# We need some stickys



## Desecrated (Jan 14, 2008)

Lately I feel that the same topics are being posted over and over again. 
We have so many new members every week, that I think we would benefit from having a couple of stickys in every section. The obvious one would be something about gauge and different tunings.


----------



## ZeroSignal (Jan 14, 2008)

GOOD GOD YES!!!


----------



## Rick (Jan 14, 2008)

All the blue ones are stickies but I do see your point.


----------



## Chris (Jan 14, 2008)

Speaking of topics being posted over and over again..
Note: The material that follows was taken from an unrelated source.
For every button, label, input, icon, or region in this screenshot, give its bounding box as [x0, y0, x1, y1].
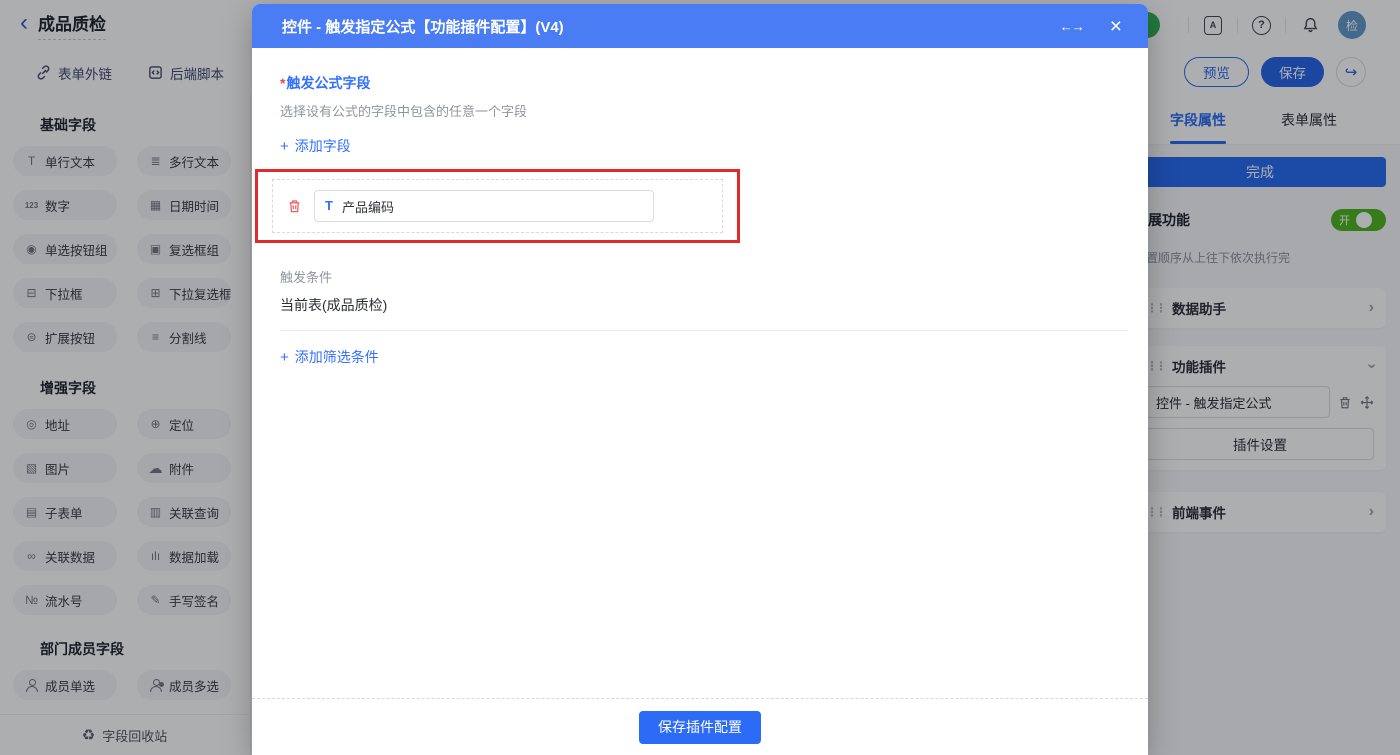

http://www.sevenstring.org/forum/site-news-information/45927-site-suggestions.html


----------



## Desecrated (Jan 14, 2008)

Not really what I'm talking about, but we need that to,.


----------



## playstopause (Jan 14, 2008)

It's true the same threads keeps coming back. Sometimes, it's just discouraging. I don't know if there's something to do about this... Anyway, it's not my business. But overall, it's just a little downside to many great upsides.
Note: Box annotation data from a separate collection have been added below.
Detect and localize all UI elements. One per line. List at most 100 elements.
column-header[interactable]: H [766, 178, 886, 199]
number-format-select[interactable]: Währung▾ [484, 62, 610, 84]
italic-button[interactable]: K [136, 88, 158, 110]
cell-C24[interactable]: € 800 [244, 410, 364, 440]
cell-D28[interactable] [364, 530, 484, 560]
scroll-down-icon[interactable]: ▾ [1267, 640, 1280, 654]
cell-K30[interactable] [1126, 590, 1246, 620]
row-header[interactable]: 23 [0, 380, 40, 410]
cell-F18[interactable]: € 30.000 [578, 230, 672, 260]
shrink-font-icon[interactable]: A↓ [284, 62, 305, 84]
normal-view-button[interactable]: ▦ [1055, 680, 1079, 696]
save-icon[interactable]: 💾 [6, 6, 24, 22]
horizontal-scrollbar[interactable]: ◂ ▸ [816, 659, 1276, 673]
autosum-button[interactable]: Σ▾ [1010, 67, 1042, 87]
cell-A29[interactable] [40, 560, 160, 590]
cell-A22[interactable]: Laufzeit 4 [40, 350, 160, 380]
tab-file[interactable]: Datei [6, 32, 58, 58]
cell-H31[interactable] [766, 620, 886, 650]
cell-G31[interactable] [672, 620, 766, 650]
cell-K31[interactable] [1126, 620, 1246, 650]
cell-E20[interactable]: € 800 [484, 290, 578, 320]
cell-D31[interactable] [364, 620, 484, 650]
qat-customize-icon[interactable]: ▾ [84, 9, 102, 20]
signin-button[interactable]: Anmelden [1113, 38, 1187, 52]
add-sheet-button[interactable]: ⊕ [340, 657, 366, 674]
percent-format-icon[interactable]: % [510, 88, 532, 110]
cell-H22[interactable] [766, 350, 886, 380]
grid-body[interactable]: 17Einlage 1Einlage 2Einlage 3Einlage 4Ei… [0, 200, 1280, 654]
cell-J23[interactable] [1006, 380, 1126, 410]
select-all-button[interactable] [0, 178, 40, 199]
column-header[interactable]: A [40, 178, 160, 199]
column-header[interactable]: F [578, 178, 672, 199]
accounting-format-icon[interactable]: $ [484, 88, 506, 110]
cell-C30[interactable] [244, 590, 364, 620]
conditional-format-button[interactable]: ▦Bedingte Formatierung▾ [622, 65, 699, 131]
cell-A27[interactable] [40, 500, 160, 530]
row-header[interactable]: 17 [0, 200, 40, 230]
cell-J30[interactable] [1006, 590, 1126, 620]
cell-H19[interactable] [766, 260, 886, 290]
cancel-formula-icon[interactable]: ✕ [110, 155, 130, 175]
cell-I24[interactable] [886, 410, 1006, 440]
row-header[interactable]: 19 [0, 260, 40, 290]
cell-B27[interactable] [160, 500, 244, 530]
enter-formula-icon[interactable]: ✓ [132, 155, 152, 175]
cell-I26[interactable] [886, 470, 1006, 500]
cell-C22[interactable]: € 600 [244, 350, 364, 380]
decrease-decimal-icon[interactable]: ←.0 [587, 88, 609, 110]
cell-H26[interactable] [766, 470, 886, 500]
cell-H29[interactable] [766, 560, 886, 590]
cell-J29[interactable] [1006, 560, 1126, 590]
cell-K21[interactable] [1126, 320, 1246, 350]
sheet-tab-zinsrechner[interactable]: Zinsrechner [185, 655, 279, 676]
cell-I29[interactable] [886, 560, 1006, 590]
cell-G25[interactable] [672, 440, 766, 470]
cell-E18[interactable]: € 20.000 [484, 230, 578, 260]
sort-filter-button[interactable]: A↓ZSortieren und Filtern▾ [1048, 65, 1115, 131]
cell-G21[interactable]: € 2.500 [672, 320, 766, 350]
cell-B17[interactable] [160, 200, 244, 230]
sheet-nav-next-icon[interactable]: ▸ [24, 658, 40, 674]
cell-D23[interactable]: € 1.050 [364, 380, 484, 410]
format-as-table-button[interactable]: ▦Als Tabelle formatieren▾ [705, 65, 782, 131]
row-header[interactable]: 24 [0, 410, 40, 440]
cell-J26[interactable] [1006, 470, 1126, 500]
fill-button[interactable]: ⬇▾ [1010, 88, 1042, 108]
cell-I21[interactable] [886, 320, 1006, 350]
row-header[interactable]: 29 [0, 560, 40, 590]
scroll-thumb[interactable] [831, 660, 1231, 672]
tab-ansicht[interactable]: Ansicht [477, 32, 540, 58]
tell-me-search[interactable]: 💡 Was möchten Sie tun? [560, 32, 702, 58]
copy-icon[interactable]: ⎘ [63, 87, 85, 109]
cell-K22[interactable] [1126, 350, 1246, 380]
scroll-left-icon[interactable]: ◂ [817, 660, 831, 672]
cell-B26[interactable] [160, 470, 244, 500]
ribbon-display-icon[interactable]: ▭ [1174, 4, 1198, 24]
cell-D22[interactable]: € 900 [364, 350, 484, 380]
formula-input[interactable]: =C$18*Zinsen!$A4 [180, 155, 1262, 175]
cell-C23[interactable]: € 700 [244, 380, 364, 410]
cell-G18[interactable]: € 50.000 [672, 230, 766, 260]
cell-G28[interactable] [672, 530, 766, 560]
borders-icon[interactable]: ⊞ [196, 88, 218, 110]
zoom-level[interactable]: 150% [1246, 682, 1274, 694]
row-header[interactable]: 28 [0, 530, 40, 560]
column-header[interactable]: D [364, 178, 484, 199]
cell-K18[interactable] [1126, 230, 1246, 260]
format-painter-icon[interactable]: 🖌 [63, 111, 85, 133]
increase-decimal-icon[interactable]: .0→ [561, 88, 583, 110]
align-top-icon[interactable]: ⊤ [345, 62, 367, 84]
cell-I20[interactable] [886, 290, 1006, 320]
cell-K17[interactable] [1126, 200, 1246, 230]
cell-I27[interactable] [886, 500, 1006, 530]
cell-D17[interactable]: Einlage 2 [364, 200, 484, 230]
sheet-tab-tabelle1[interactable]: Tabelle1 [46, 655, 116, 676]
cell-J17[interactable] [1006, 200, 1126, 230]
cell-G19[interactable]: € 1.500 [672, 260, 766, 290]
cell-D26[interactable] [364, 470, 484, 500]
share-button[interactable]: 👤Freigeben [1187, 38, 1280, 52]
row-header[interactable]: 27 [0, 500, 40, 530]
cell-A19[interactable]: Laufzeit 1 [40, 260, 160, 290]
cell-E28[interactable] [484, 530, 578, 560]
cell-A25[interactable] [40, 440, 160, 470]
On my side of things, I just try to avoid them / not read them. Imho, the problem is often that people don't care to search the threads that are already there and bump them (maybe we should just be less anal about people bumping old threads). I don't know why.


----------



## Rick (Jan 14, 2008)

The search button can be your friend, noobs.


----------



## Chris (Jan 14, 2008)

playstopause said:


> It's true the same threads keeps coming back. Sometimes, it's just discouraging. I don't know if there's something to do about this... Anyway, it's not my business. But overall, it's just a little downside to many great upsides.
> 
> On my side of things, I just try to avoid them / not read them. Imho, the problem is often that people don't care to search the threads that are already there and bump them (maybe we should just be less anal about people bumping old threads). I don't know why.



Instead of avoiding them, help out by pointing them to a similar thread where the question's been answered. Reposts are going to happen, it's the nature of a big site. But I agree with you, people post a question, 5 people reply with repost. Someone bumps an old thread instead of posting a new question, 5 people reply that they bumped an old thread. 

The best I can say is that if you find a thread that's chock full of sticky-related material, report the post and ask for a sticky or mention it to me/the mods.


----------



## playstopause (Jan 15, 2008)

Chris said:


> Instead of avoiding them, help out by pointing them to a similar thread where the question's been answered.



Agreed. That's what i'm modestly trying to do.


----------